Slashdot Mirror

← Back to Stories (view on slashdot.org)

Authorities Seize Duqu's C&C Servers In Mumbai

Posted by samzenpus on from the following-the-trail dept.

wiredmikey writes "In Mumbai, Indian authorities seized components from servers in a data center after Symantec informed them that they were communicating with the command and control infrastructure used by Duqu, the Trojan that is touted as the precursor to the next Stuxnet. According to a report from Reuters, officials the Department of Information Technology in India seized hard drives and other components from a server hosted in a Mumbai data center. Security vendors and government labs are worried that malware such as Duqu and Stuxnet are the building blocks needed in order for attackers to target critical infrastructure. Based on the initial analysis of Duqu, many researchers warned that it was the second generation development of Stuxnet, but this is still the subject of much debate, with some experts now saying that the connection between the two malicious programs is questionable."

6 of 53 comments (clear)

  1. Figures. by WindBourne · · Score: 3, Insightful

    So they grabbed the drive/system, rather than watching and find out who is controlling it and then grab them. And ppl wonder why there are so many crackers out there.

    --
    I prefer the "u" in honour as it seems to be missing these days.
  2. Servers? by Hatta · · Score: 3, Interesting

    I'm kind of surprised that cutting edge malware depends on a central server for command and control. What about P2P? Or steganographic embedding of commands in forum posts or images? It seems like a robust and deniable control system would be one of the first things you implement in malware like this.

    --
    Give me Classic Slashdot or give me death!
    1. Re:Servers? by jesseck · · Score: 2

      Maybe they do... and the C&C servers are just there for extra noise. The C&C may act functional, and send / receive commands which are received by targets, but those targets don't have to do anything with the commands. While Symantec and India proclaim "We've stopped Duku" the virus may still be hard at work, collecting information.

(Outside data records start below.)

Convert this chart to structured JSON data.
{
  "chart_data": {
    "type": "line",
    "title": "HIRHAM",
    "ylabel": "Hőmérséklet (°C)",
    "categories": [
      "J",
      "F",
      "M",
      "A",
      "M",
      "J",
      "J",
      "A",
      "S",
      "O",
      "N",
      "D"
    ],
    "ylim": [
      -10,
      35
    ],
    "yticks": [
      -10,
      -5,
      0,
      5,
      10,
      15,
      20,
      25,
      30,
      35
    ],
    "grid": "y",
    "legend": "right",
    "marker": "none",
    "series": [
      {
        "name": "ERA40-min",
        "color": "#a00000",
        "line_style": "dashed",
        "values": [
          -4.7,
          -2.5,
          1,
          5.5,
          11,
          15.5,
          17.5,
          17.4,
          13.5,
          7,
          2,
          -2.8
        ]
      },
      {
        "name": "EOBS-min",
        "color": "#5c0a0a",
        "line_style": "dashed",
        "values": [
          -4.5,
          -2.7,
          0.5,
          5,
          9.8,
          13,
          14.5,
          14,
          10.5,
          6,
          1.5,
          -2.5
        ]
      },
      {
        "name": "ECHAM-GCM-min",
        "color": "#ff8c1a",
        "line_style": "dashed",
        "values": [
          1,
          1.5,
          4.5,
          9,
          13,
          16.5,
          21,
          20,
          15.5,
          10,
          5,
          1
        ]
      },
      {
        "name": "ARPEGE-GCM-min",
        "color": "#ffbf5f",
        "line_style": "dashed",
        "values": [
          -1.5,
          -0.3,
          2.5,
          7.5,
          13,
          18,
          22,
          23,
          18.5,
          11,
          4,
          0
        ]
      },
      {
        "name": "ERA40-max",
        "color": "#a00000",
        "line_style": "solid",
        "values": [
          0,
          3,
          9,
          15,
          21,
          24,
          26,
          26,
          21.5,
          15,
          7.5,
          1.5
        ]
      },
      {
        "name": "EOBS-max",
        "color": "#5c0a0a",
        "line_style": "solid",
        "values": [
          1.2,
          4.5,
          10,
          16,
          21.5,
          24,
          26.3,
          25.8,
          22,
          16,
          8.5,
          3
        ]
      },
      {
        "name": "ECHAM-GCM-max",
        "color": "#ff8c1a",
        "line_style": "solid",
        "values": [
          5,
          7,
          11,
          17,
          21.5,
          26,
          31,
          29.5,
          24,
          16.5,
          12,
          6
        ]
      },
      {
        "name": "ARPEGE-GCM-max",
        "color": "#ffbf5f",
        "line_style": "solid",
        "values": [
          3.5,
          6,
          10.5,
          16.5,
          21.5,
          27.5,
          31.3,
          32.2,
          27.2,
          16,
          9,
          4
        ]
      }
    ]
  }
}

  3. If critical infrastructure wasn't online... by Viol8 · · Score: 4, Interesting

    ... this wouldn't be an issue. And make sure workers can't plug in USB sticks or DVD/CD-ROMS. Really , I do wonder whether people running IT in critical industries have all had a collective lobotomy.

  4. Re:ten to one it was the pakis by RogueyWon · · Score: 2

    The term you used is considered (extremely strong) racial abuse in the UK and some other parts of Europe - basically equal in strength to a certain word beginning with "n". I believe it lacks that association in the US and is used as a simple abbreviation - but given this is a site with an international readership, it's best avoided. It will get a powerful reaction, as you've seen.

    Linguistic minefields like this exist in both directions - some terms considered mild in the UK would be fighting talk in the US and vice-versa.

  5. Correct by WindBourne · · Score: 2

    All the more reason to not announce it and follow it back to where it came from. There is an international community on this. We need to trace this ALL the way back.

    --
    I prefer the "u" in honour as it seems to be missing these days.